Kilis'te yaşayan A.B., 12 Nisan 2019'da, M.Ö.K’nin tecavüzüne uğradı ve darp edildi. Olayın hemen ardından A.B., Kilis Cumhuriyet Başsavcılığı'na giderek, M.Ö.K. hakkında suç duyurusunda bulundu. Gözaltına alınan M.Ö.K., sevk edildiği Kilis Sulh Ceza Hakimliği'nce serbest bırakıldı.
Mahkeme: Rızası var
Meopotamya Ajansı'nda yer alan Hamdullah Kesen'in haberine göre Kilis Cumhuriyet Başsavcılığı, M.Ö.K. hakkında "nitelikli cinsel saldırı", "yaralama" ve "silahla tehdit" suçlamalarıyla iddianame hazırladı. Hazırlanan iddianameyi kabul eden Kilis Ağır Ceza Mahkemesi aynı suçlamalarla M.Ö.K. hakkında dava açtı.
Dava sürecinde, Ankara Adli Tıp Gurup Başkanlığı Gar Biyoloji İhtisas Dairesi’nin hazırladığı raporda, olay gecesine ait toplanan delillerde M.Ö.K’nin DNA’sına rastlandığı ve A.B.’nin darp edildiğine dair raporlar da dava dosyasına eklendi.
Davanın son duruşması 1 Şubat'ta görüldü. İddia makamı, esasa dair mütalaasında, “yapılan olayda mağdurun rızasının olduğunu” belirterek sanığın beraatını istedi. Bunun üzerine A.B.’nin avukatları, reddi hakim talebinde bulundu. Mahkeme heyeti, reddi hakim talebinin değerlendirilmesi için celseyi 7 Nisan'a erteledi.
"Bağırdın mı?"
Yaşadığı olayın şokunu üzerinden atamayan A.B., verdiği hukuk mücadelesini anlattı.
Davanın ilk celsesinde başından geçen tecavüz olayını anlatmaya çalıştığını, ancak mahkeme heyetinin sorularıyla sürekli sözünün kesildiğini ifade eden A.B., bu sorular nedeniyle yaşadığı olayın travmasını atlatamadığını söyledi.
Mahkemede yaşadığı baskıdan kaynaklı birçok detayı atlattığını söyleyen A.B. “Zaten zor konuşabiliyordum.

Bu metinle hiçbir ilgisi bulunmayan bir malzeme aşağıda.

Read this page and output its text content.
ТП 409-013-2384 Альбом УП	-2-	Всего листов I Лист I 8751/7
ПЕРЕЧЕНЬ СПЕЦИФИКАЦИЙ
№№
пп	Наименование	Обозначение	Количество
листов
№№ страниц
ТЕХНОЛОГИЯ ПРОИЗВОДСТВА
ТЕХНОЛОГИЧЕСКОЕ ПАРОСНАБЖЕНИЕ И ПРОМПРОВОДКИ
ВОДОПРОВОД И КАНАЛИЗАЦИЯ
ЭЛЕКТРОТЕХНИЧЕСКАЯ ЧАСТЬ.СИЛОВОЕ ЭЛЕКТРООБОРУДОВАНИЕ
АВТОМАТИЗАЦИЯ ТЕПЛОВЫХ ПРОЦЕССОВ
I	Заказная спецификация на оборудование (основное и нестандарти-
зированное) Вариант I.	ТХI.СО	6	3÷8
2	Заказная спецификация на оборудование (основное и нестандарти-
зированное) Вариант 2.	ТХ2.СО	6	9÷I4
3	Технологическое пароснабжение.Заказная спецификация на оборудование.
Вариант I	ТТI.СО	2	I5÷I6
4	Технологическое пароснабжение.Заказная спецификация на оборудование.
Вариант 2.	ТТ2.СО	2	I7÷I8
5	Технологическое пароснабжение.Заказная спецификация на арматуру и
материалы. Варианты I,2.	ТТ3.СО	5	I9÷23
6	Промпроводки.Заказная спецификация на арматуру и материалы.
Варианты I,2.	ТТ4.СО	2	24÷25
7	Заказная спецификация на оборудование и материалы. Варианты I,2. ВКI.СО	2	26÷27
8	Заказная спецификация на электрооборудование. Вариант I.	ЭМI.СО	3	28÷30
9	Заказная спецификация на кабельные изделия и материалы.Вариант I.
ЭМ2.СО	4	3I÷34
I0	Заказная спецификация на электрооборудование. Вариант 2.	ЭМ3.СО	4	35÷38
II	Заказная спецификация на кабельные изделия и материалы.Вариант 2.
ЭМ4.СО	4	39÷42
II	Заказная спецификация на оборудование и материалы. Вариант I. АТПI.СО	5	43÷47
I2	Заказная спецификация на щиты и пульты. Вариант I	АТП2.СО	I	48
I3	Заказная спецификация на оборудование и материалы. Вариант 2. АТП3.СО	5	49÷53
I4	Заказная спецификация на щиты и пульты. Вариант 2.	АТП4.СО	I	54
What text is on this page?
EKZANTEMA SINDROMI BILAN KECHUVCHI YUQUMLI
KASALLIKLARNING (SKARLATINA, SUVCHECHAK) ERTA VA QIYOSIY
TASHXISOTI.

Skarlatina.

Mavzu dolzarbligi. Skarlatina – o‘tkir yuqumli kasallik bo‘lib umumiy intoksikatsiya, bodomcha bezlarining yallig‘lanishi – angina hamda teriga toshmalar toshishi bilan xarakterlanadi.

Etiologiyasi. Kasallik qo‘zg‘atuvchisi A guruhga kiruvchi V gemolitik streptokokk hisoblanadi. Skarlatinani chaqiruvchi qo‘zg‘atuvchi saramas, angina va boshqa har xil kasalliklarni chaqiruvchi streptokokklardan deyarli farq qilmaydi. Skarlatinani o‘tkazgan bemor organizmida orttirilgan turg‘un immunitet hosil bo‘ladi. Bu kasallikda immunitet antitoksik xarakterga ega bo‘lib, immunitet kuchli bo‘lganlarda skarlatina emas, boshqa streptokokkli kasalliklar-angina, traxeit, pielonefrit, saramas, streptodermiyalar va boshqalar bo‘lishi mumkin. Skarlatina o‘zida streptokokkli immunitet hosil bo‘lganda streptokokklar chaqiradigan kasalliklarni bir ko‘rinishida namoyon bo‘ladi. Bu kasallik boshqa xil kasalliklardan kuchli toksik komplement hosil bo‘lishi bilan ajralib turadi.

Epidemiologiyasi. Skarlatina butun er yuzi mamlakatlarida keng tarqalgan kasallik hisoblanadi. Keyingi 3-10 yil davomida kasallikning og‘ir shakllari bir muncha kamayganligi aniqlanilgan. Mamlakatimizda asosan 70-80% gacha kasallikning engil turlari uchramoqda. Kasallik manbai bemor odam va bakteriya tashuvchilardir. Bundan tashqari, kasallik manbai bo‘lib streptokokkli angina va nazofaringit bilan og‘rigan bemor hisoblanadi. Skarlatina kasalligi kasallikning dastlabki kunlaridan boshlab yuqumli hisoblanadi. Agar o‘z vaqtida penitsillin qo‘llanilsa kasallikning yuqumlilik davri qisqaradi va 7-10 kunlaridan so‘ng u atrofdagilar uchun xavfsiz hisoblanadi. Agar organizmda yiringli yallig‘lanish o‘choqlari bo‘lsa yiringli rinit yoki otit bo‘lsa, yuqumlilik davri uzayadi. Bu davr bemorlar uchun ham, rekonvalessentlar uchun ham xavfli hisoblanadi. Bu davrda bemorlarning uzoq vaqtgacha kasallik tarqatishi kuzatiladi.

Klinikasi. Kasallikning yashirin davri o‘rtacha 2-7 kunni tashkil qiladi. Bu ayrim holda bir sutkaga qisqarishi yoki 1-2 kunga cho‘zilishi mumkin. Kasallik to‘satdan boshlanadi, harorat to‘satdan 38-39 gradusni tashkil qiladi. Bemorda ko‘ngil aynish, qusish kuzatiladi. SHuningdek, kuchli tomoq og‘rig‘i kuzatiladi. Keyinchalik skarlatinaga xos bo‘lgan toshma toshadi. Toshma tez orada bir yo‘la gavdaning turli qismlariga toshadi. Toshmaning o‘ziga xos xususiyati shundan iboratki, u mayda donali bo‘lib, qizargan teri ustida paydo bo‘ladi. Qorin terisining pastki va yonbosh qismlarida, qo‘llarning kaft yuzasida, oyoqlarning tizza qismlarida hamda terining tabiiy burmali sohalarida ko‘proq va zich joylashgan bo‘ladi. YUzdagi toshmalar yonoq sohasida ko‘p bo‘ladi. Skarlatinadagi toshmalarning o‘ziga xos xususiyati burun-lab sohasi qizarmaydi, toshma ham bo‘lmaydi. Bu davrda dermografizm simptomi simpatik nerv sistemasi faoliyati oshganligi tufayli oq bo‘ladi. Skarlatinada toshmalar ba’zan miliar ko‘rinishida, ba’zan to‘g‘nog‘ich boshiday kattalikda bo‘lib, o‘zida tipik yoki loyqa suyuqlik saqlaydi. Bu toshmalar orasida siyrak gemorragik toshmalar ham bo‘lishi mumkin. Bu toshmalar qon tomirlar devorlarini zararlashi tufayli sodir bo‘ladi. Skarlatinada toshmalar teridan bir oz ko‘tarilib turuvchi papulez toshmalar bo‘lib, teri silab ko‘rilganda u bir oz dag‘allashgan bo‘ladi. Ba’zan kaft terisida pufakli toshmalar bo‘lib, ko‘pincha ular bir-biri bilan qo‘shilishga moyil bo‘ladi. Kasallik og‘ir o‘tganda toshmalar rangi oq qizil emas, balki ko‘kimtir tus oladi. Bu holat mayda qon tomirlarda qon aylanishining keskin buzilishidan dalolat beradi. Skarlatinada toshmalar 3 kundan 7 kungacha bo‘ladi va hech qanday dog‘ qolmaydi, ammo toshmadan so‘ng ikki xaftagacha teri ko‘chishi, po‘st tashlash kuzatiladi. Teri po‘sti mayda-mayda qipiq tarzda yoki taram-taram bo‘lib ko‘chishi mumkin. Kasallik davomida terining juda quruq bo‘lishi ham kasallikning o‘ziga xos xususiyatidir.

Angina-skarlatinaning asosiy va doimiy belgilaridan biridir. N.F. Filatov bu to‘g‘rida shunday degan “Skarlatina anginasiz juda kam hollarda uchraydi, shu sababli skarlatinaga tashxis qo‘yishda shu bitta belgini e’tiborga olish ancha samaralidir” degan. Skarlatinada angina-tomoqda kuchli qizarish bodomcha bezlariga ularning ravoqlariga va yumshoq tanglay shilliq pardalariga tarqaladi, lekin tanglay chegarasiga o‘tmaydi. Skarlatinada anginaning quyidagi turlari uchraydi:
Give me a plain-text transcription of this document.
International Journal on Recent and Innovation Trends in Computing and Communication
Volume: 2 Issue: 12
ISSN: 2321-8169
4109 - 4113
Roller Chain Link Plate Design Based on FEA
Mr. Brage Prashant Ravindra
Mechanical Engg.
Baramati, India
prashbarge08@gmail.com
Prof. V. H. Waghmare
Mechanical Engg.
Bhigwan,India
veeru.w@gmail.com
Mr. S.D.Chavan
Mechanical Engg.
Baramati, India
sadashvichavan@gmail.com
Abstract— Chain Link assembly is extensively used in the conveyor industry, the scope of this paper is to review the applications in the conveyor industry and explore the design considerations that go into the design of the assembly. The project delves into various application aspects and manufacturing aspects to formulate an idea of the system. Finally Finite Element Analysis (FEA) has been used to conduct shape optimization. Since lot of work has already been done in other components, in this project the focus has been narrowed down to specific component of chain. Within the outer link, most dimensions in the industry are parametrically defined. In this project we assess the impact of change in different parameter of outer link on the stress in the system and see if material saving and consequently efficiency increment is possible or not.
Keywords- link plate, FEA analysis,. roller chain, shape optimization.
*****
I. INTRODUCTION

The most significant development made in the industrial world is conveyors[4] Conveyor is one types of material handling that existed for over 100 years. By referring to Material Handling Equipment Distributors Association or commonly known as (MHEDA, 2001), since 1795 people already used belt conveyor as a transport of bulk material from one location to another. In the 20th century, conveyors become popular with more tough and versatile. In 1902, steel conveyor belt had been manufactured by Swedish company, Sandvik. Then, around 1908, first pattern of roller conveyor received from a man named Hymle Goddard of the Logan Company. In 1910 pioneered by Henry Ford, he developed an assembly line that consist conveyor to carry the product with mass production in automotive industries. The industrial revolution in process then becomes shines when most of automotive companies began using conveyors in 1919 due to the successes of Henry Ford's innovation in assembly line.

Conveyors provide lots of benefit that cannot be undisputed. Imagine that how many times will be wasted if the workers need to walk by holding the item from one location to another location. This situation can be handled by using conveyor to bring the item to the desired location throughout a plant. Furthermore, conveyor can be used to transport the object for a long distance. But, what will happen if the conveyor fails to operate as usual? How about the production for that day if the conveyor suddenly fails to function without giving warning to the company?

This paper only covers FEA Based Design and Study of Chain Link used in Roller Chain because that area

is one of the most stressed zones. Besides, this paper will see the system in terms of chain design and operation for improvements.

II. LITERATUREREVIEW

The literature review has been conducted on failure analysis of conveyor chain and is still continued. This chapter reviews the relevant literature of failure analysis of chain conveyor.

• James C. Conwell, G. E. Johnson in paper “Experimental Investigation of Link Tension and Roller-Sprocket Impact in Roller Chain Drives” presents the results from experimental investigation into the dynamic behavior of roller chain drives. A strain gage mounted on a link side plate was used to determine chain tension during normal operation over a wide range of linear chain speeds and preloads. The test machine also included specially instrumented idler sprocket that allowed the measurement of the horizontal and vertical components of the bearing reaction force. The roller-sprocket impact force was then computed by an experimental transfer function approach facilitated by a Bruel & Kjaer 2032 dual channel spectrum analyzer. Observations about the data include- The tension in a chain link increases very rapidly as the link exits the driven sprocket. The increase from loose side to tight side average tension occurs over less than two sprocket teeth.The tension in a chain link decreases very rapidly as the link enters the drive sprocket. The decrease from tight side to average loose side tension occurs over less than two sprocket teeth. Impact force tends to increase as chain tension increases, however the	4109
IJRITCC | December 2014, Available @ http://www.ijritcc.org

Mağdur olan benim ama sanki bir çelişki yaratmam isteniyor gibi hissettim” diyerek mahkemede sanık avukatlarının bir yandan özel hayatına dair sorular sorduğunu belirtti.
Sanık avukatların sorularının hakaret boyutuna ulaştığını anlatan A.B., bu sorulara itiraz edince mahkeme heyetinin tepkisi ile karşılaştığını belirtti. “Duruşmada mağdur değil, sanki sanıktım” diyerek yaşadıklarını özetleyen A.B., “En çok da 'Olay esnasında bağırdın mı, direnç gösterdin mi?` diye sorulan sorular beni üzdü” dedi.
Rapor var ceza yok
Tecavüze dair mahkemenin “ıspat” için istediği Adli Tıp Kurumu'ndan gelen raporlara rağmen sanığın cezalandırılmamasına tepki gösteren A.B., “Bazen sanıkla karşılaşıyorum. Bana, ‘Şikayet ettin de ne oldu' der gibi baktığını hissediyorum. Bana bu kötülüğü yapan adamın bakışındaki o pişkinliği hissettim. Hiçbir şey olmamış gibi hayatına devam edebiliyor. Böyleleri hak ettiği cezayı almadıkça, ben ve benim gibi birçok kadın adalete olan inancını yitiriyor” şeklinde konuştu.
Olay gecesi, M.Ö.K’nin “Nefesini keseceğim” sözleriyle de ölümle tehdit edildiğini aktaran A.B., tecavüz, şiddet ve ölüm tehdidi suçu işleyen bir erkeğin serbest geziyor olmasına tepki göstererek, “Ben ve benim gibi tecavüze uğrayan kadınların adalete olan inancı kalmıyor” diye belirtti.
"Hakkımı aramaya devam edeceğim"
“Bana değil, ona inanmayı tercih ediyorlar” diyen A.B., sözlerini şöyle tamamladı:
“Ortada raporlar var, ona rağmen beraat ihtimali çok ağır. Hakkımı aramaya devam edeceğim. Yerel mahkemeden ne karar çıkarsa çıksın, avukatlarımın ve ailemin de desteği ile birlikte sonuna kadar haklı davamın arkasındayım."